第11話 ポツダム攻防戦 その2
機巧暦2140年1月・イギリス連合王国軍
「ニーナ、四回の攻撃は全て失敗だ。他の手を考えた方がいいんじゃないのか?」
「・・・・・・・しかしどうすれば良いか分からないな」
「兵糧攻めはどうだ? 時間はかかるが此方の損害はゼロだぞ」
「あの学園都市は兵糧攻めには向いてない。後方にベルリンがあって絶え間なく兵糧を運んでるらしいから兵糧攻めは無理だろうな」
「・・・・・・・・・・」
側近の言葉にニーナはイライラしていた。
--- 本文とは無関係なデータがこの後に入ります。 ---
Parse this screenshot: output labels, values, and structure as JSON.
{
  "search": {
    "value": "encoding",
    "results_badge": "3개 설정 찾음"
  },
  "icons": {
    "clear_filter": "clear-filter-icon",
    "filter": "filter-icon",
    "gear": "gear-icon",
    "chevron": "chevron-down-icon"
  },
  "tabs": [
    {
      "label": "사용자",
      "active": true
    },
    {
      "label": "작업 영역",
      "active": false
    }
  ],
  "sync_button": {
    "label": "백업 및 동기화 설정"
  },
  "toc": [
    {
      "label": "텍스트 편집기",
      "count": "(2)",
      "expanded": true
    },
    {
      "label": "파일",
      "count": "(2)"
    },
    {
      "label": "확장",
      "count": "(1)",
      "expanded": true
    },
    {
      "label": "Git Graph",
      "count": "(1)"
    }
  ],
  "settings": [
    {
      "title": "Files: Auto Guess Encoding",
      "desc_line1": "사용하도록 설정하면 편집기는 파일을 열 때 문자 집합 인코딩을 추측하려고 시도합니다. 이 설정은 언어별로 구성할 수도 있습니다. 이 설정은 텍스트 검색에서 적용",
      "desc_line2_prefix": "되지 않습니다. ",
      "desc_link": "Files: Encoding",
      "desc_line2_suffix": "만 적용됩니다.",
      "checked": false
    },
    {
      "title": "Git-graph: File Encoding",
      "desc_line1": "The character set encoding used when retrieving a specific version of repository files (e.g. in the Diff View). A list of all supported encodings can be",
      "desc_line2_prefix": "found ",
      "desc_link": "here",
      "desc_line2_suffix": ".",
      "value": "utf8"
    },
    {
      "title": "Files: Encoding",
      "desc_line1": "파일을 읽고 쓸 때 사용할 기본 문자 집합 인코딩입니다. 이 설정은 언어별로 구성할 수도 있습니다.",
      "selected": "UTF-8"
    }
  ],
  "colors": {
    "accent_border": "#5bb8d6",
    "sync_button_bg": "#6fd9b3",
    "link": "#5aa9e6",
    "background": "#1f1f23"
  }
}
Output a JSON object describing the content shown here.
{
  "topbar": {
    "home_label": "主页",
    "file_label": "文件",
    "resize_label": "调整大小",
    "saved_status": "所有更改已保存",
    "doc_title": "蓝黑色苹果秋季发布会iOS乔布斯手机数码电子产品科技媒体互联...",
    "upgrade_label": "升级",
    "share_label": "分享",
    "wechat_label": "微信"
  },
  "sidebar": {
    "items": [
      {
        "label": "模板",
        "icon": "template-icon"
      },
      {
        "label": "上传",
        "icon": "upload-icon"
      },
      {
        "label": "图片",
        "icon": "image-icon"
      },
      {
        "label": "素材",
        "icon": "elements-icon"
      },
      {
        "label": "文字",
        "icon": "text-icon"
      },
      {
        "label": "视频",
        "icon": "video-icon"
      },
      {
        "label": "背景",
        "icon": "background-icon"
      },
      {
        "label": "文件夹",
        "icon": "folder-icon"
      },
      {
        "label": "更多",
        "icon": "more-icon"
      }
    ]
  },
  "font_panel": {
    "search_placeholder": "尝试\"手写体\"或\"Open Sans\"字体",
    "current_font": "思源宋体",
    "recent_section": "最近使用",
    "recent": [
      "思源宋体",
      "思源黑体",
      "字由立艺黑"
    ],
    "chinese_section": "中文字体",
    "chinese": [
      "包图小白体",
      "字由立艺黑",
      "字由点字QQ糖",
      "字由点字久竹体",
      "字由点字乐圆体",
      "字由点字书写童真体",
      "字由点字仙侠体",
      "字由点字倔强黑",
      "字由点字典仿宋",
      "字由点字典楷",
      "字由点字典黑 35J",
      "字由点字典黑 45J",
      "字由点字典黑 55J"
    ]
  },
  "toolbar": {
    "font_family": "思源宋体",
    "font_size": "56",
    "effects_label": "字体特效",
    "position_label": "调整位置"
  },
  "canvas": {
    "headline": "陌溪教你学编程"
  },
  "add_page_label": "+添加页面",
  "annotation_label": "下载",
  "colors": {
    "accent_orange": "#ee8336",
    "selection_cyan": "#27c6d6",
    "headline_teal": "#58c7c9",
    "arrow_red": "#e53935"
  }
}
精鋭部隊による機動戦を得意としていたニーナにとって籠城している敵を相手にするのは分が悪かった。
「強硬手段に出るぞ。8千の兵力で無理矢理やる!!」
「8千だと!? 突き崩したと言えども城門の入口はまだ狭い。狭い場所に大軍を殺到させてどうする!! 上から銃弾の雨を浴びて壊滅するぞ」
「強硬手段だ。やるぞ」
「・・・・・・・・わ、分かった」
こうして8千の決死隊が編成された。兵士らには手榴弾を持たせていて自爆してでも城門の入り口を破壊しろという意味だった。
ーーーー学園都市内
「負傷者を大講堂に運べ!! 亡くなった者は学園の裏手にある広場で火葬しろ!! 急げ!!」
「書記!! 大講堂が負傷者で溢れてもう無理だ!!」
「ならば他の講堂を使え!!」
「書記、消毒液が足りねぇんだがどうすりゃいいんだ!!」
「ベルリンにある薬屋にでも買いに行け!! 代金は後で会計がやってくれるだろうよ」
前線指揮は会長や副会長が行い、後方は会計、書記が対応することとなっていた。負傷者で廊下や講堂が溢れていてさらに消毒液や包帯といった医療品が不足していた。
「書記、大丈夫か?」
「か、会長!? な、なんでこんな場所に?」
「頑張っている役員らを見て回るのは会長として当たり前のことだからな。それにしても想像以上に苦戦するな」
「・・・・・・・ぜ、前線は大丈夫なんですか?」
「アハハ、副会長に任せたから大丈夫だ。敵の攻撃も今は止んでる。今が君らの顔を見て回れる最後のチャンスかもしれないからね」
会長は顔に付いた血を拭いながら笑ってそう言う。腰には刀を差し外套を羽織っている。副会長、書記、会計はドイツ出身だが会長だけは大日本帝国出身だった。精神も大日本帝国らしく狂戦士的なところがあった。
「最後のチャンスってことは明日から・・・・・・・」
「私は生徒会長であると共にユズキ教官の教え子でもある。玉砕するときは私が先頭立って敵に向かうつもりだ」
「まさか・・・・・・勝ち目がないとでも?」
書記の言葉に会長は頷いた。
「物質不足でどう戦えようか? 日に日に死傷者も増えているし武器も足りなくなってきている・・・・・・援軍なしでは厳しい」
「・・・・・・・・・・・」
会長の言葉に生徒会組は下を向く。連日の連合王国軍の猛攻により学園都市は陥落寸前だった。